Conceding the larger point that minorities are poorly represented in the media business – in terms of everything from on-camera talent to services procurement – this pro contingent’s sentiment was perhaps best exemplified by Madison, who, while being stringently pressed toward the tail end of the meeting by Waters, offered up the following:

“You can pooh-pooh it, but it’s a start.”

Clearly caught off guard by Waters’ testy — sometimes humorous — grilling, Madison faced a barrage of questions regarding the number of minority executive producers currently staffing NBC’s new shows.

“You mean you have two minority lead actors, yet no executive producers of color?” Waters incredulously noted, when advised by Madison of the staffing scenario on the new J.J. Abrams series “Undercovers.”

Later noting that she has received phone calls from high-ranking Comcast representatives offering to make charitable donations to causes near and dear to her, Waters dismissively added, “It’s not about donations to the NAACP. It’s about ownership. It’s about programming."

In fact, Waters even went so far to suggest that the Comcast official offered her a bribe, noting that she was asked, "What do you want." For their part, Comcast officials have denied those claims.

Going even further — to the delight of her local Los Angeles-area constituents — Waters also dismissed what she described as the assertion of one Comcast official, claiming the House committee is "picking" on the cable giant and NBC for a diversity problem that plagues the entire media business.

Her reply: "But you’re the ones asking for permission to merge."

Sitting by Waters’ side, meanwhile, Cohen criticized the efficacy of establishing more niche cable channels. What is needed, he said, is more broad-appeal programming, like “The Cosby Show,” that can expose minority perspectives to a mass audience.

“Part of what cable is doing with the creation of all these channels is segregating us and keeping us all apart,” he said.

The most pointed remarks, however, came from a witness list that included academics, media critics and producers.

Samuel Kang, managing attorney for the Greenlining Institute, noted that only one individual from Comcast’s 13-member board of directors is a minority, and only one is female.

He also pointed to NBCU’s “systematic dismantling of Spanish-language stations” (his terminology for the management changes instituted by NBC after it purchased Telemundo in 2001).

Washington, meanwhile, kicked off his five-minute address this way: “We are no longer interested in living on the Comcast plantation. FCC and [Department of Justice] concessions are clearly needed.”

Later, he would accuse Comcast of using its distribution power to run the independently owned Black Family Channel out of business in order to prop up TV One, the African-American-targetted channel it jointly launched with Radio One.

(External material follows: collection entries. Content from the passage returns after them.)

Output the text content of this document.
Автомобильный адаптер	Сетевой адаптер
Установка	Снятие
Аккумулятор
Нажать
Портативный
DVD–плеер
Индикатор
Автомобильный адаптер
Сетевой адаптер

With Waters indicating that more hearings on the issue of diversity will be conducted before Comcast and NBC Universal receive permission to combine their powerful cable distribution wherewithal with a big content-creation engine, concessions on behalf of the two companies — i.e., more programs that create more opportunites for minorities in programming, operations and outside procurement — could be where it’s all headed.

Speaking on the condition of anonymity, a member of the committee told TheWrap that the merger enjoys high levels of bipartisan support in Congress, and likely will gain approval eventually.

“I’m not getting the feeling that it’s at all imperiled,” the official said. “It just might get delayed for a little while.”